The UK Soil Association announced this week that organic standards have had a major facelift, for the first time in 10 years. According to a statement released by the agency the standards have been completely redesigned and re-written in a clearer language and are now available in ready-to-file chapters.
Guidance notes have been added to aid interpretation or explain the reasons for certain standards. In addition a number of new standards and sections have been incorporated. Clear distinctions have been made in the text between the standards (which are obligatory) and recommended best practice.
All common labelling standards have been brought in to one section. New standards insist that the country of origin of single ingredient products must be indicated, juice made from concentrate must be stated on the front of pack, and the percentage of added water made clear.

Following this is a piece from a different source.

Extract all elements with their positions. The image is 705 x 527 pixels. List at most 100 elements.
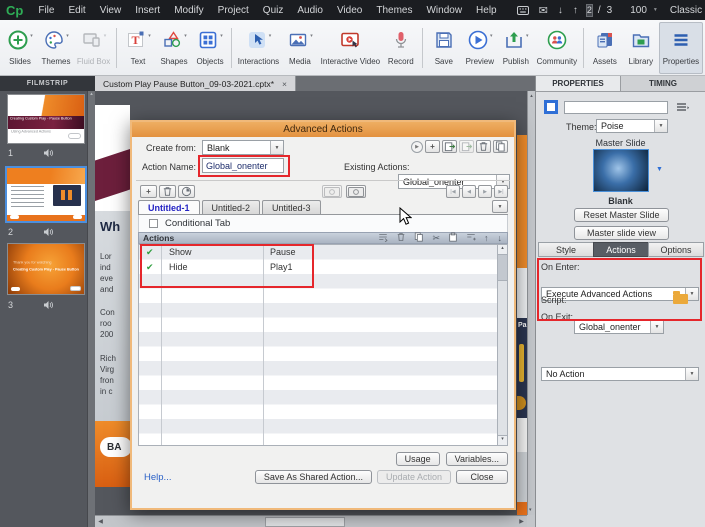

Recommended practices include that labels show: processing methods that are not clear from the nature of the product, such as homogenisation, ultra-heat treatment, par-baked and electrical tenderisation of meat; the country of origin of primary ingredients; all ingredients - for example, salt containing anti-caking agent should be identified.
Measures to safeguard the environment on organic farms - in addition to those inherent in the system - have been expanded. Farmers are now required to draw up an environmental map of their holding, within a reasonable timeframe. Key environmental features, such as species-rich pasture, undrained meadows, ancient hedges, ponds and archeological features, must be identified so that they can be managed appropriately; avoid any operations that may damage conservation sites, except with the consent of the relevant conservation agency; avoid seeding clover into pastures 'recognised' as of conservation importance. Clover increases nitrogen fixation and therefore the fertility of the pasture - pastures of conservation importance tend to be low fertility.
The Soil Association has also made, the organisation claims, the first serious attempt in the world to set comprehensive standards for gathering plants from the wild that may then be sold as organic. This is a rapidly growing new area with strong demand from the herbal and toiletries industries, which has the potential to threaten endangered species and sensitive wild environments.